Dunia sangat membutuhkan kebenaran. Cobalah bayangkan apa jadinya dunia ini kalau orang Kristen yang seharusnya mewartakan kebenaran tapi malah menaruh terangnya di bawah gantang? Tentu saja, dunia yang gelap akan semakin gelap dan akhirnya binasa. Adalah tugas kita sebagai anak Tuhan untuk mewartakan kebenaran Firman dengan demikian orang beroleh pengharapan sejati. Kebenaran itu harus kita nyatakan di tengah dunia. Janganlah kamu takut kepada mereka yang dapat membunuh tubuh, tetapi yang tak berkuasa membunuh jiwa; takutlah terutama kepada Dia yang berkuasa membinasakan baik jiwa maupun tubuh di dalam neraka (Mat. 10:28).

II. Resiko Proklamasi Kebenaran
Saat kebenaran itu dinyatakan ke tengah-tengah dunia maka ada resiko – kita akan menghadapi banyak musuh yang datang dari luar maupun dari dalam Kekristenan sendiri. Secara hati, mungkin kita akan dapat menerima kalau musuh yang kita hadapi itu berasal dari luar tapi bagaimana halnya kalau orang yang memusuhi kita justru orang terdekat kita yang diam-diam menikam dari belakang. Tentulah hal ini sangat menyakitkan, bukan? Hari ini banyak orang yang memakai label Kekristenan padahal sesungguhnya seluruh kegiatan yang dilakukan bersifat sekuler belaka. Banyak orang yang mengaku Kristen namun beriman palsu, kebenaran yang diberitakan bukan kebenaran Firman tapi kebenaran palsu. Memproklamirkan kebenaran di tengah dunia berdosa ini tidaklah mudah, ada resiko yang harus kita tanggung diantaranya banyak musuh yang harus kita hadapi. Dibutuhkan suatu keberanian dalam memproklamasikan suatu kebenaran. Tanpa proklamasi kebenaran maka dunia ini akan semakin gelap maka resiko proklamasi, the risk of proclamation itu harus kita ambil.

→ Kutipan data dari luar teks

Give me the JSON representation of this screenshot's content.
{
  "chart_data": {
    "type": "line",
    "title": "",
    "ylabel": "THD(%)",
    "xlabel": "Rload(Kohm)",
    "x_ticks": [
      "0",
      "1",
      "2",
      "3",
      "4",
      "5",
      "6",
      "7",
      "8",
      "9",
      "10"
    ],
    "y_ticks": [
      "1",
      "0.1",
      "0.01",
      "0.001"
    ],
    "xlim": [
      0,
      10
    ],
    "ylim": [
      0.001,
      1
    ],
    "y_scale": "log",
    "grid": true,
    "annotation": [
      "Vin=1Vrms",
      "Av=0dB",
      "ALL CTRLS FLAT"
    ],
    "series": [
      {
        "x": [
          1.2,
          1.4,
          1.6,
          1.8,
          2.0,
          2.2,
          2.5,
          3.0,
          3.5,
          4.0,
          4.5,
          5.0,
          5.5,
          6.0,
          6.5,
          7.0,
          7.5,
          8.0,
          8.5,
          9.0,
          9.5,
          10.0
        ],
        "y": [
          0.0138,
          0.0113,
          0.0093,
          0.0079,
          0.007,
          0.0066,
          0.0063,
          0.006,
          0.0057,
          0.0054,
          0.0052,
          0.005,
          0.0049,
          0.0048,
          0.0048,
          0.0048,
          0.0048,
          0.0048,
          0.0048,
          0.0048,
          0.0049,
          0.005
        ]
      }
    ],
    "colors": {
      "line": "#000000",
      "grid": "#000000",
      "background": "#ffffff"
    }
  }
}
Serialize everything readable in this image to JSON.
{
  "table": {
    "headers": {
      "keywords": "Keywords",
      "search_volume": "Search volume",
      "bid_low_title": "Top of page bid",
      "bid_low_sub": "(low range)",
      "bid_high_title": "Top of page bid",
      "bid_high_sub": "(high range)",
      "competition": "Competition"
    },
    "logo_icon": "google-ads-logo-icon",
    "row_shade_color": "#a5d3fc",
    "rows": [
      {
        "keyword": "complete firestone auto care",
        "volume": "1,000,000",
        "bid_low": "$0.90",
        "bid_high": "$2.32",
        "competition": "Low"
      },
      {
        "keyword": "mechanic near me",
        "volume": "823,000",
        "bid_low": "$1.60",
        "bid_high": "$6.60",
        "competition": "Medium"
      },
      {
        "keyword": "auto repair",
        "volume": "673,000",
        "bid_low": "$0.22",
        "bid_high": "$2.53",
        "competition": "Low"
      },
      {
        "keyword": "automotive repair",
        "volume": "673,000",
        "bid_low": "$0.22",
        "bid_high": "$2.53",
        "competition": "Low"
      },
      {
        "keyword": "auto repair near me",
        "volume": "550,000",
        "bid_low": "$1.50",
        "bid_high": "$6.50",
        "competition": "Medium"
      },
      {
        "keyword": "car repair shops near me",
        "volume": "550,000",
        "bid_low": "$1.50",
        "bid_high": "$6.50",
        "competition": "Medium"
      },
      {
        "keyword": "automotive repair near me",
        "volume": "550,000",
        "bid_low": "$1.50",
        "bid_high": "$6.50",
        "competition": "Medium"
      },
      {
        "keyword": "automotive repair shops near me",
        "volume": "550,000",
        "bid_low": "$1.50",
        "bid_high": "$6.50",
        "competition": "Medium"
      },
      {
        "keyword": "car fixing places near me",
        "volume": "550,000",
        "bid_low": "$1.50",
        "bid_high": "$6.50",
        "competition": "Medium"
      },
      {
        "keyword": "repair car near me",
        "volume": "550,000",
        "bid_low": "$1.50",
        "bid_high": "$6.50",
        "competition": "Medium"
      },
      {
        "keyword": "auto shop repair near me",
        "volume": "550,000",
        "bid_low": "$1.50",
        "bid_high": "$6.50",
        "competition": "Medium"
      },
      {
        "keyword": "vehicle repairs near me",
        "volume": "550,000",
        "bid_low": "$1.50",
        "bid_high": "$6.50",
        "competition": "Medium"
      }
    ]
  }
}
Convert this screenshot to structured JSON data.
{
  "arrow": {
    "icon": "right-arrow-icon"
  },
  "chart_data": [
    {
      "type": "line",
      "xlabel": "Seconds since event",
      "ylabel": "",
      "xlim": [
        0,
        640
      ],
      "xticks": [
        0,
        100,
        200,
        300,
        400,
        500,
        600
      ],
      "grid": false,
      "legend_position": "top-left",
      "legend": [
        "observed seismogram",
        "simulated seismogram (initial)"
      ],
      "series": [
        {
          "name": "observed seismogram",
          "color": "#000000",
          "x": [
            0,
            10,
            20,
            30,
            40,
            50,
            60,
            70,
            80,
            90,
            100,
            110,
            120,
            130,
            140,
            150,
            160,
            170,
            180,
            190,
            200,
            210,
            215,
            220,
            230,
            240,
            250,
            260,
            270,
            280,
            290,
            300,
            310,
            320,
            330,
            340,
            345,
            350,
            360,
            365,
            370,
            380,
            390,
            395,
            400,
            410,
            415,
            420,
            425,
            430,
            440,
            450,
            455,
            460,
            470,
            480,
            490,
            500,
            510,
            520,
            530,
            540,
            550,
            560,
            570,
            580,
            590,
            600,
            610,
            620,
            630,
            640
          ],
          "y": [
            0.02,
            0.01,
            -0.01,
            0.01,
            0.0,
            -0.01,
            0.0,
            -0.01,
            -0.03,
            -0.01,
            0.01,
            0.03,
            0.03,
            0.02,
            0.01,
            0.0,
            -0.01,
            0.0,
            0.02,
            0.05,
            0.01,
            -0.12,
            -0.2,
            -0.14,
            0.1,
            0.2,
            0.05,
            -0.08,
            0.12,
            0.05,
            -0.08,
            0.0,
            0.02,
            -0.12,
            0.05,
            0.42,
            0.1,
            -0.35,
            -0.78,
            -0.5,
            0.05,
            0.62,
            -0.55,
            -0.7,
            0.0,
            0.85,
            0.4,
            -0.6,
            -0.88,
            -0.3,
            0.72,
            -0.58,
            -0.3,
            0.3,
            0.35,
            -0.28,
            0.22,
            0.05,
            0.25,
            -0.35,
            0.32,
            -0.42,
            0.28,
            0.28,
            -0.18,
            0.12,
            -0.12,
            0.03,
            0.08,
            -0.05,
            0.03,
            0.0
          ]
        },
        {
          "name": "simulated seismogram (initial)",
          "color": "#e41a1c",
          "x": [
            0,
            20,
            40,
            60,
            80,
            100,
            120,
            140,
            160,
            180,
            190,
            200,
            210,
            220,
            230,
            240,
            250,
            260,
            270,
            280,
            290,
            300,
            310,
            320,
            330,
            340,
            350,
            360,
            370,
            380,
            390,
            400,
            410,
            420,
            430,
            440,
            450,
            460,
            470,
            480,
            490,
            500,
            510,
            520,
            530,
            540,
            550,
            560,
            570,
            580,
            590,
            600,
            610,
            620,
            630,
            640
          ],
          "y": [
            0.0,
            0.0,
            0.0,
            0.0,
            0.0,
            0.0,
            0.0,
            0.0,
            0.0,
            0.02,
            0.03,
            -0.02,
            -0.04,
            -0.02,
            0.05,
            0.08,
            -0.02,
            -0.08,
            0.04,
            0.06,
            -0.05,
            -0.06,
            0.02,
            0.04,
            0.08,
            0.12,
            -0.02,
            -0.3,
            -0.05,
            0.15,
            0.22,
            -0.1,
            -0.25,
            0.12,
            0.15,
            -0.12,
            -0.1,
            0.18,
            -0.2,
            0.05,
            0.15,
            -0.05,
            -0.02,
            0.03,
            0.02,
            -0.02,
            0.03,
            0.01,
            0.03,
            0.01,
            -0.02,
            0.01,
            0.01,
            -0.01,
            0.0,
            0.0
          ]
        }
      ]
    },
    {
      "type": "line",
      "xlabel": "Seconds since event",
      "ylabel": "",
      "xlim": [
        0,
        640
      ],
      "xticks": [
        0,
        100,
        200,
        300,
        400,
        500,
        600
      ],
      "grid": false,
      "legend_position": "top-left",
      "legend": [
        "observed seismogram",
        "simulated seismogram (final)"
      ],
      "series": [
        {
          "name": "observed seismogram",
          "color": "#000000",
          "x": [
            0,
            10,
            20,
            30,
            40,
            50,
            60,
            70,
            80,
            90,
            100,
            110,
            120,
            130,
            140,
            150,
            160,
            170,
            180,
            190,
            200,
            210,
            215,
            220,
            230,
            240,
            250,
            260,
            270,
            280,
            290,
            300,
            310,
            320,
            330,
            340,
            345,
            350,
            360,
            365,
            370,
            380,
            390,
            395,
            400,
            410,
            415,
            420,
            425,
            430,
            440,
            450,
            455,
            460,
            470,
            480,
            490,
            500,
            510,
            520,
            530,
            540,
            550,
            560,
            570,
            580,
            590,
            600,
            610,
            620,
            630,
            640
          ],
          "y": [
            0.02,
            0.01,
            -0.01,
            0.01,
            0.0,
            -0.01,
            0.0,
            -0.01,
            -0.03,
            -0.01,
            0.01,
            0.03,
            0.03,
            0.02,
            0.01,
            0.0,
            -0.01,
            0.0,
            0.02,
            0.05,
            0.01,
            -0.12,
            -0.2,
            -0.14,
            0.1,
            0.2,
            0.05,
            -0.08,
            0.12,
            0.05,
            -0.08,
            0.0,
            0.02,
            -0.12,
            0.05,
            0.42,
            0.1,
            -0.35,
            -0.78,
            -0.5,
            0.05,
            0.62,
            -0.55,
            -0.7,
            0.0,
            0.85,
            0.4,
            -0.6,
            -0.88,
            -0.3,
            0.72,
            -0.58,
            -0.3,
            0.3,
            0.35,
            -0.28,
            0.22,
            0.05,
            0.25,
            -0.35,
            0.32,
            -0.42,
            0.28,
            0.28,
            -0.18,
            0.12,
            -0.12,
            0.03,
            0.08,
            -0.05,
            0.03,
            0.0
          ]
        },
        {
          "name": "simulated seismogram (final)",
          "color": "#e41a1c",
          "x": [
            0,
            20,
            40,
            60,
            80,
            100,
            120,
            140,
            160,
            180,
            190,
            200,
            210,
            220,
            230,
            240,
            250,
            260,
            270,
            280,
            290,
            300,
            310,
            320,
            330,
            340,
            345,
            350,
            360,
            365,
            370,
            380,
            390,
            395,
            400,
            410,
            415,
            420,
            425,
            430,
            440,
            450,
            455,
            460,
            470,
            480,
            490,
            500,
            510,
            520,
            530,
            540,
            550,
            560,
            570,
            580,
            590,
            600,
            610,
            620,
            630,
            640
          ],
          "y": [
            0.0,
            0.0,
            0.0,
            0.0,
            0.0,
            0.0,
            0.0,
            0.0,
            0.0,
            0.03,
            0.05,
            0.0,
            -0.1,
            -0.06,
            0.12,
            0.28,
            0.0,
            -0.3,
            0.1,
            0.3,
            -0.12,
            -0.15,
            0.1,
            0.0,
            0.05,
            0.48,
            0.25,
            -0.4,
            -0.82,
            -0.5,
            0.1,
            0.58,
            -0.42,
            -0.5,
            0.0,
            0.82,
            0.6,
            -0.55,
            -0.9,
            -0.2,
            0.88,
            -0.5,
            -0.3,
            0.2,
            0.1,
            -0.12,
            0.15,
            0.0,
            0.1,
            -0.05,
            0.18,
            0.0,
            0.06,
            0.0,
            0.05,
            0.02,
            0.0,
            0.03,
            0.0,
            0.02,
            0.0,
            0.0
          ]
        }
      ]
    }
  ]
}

Orang tidak rela kalau harus menanggung resiko yang sedemikian besar – dianiaya dan disiksa demi untuk kebenaran. Ironis, orang justru lebih rela menderita sebagai akibat dari perbuatan dosa yang ia lakukan. Orang menganggap wajar kalau ia dihukum karena mendapati dirinya mencuri tapi tidak demikian halnya kalau ia harus menderita karena memproklamasikan kebenaran. Inilah realita dunia berdosa yang membalikkan kebenaran sejati. Orang berdosa tidak sadar kalau hari ini ia mendapat hukuman di dunia atau mungkin ia dapat lolos dari hukuman di dunia akan tetapi tidak demikian halnya pada hari penghakiman; orang berdosa tidak akan lolos dari hukuman Tuhan. Berbeda halnya dengan anak Tuhan, mungkin hari ini kita menderita aniaya namun suatu hari nanti kita akan beroleh kemenangan dan kemuliaan akan diberikan pada kita. Iblis tahu bahwa anak Tuhan nantinya akan beroleh kemenangan itu sehingga dengan segala cara iblis mencoba menghancurkan kebenaran. Seorang anak Tuhan yang sejati harusnya mempunyai jiwa yang rela berkorban demi untuk menyatakan kebenaran – anak Tuhan harus memancarkan terang ke tengah dunia yang gelap.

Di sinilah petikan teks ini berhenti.